The boys know Westemeier as "Mom." They consider Amy to be their aunt. Westemeier plans to explain their personal family history to the boys when she feels it's appropriate, when they can understand that history. For now, she feels the boys and the entire family have enough challenges in their lives.
"As a family, we are strong - and I would say normal. If I had it to do over, I really wouldn't do anything differently. The boys get along like brothers do - sometimes good, sometimes not so good. Our life is fine. We're settled, and we're happy."
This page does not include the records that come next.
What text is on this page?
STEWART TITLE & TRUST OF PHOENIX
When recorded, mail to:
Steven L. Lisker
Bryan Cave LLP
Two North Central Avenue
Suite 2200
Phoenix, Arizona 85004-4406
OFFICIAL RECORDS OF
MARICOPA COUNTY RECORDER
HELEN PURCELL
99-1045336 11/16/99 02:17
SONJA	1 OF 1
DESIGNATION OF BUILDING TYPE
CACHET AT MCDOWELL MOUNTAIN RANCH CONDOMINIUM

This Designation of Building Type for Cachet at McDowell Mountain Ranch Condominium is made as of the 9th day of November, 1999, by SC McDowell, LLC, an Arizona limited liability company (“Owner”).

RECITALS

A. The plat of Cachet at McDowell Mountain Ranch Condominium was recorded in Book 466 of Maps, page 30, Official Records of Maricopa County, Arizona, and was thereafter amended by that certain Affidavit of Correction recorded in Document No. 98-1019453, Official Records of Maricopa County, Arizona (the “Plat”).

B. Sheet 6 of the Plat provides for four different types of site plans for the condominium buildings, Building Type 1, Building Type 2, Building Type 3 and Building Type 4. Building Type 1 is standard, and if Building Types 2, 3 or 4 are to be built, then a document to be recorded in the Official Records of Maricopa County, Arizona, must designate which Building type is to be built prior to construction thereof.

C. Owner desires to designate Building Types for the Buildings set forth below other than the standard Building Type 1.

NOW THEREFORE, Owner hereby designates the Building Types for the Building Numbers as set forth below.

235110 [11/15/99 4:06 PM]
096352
Many would say: "I admire her, but I never would be able to do what she did. I just don't have the stamina or the strength of character." To those who think you or your family are not strong enough, secure enough or up to the challenge faced by Westemeier, I say think again, think long and hard. Because this is just one story among the many stories of children of all ages and situations who desperately need the love and security you can provide through the adoption process.
It's not easy. Life's not easy. But adoption can help make life better and richer for children in need.
Marilyn McKnight of Milwaukee is a retired teacher and a lifelong resident of Wisconsin.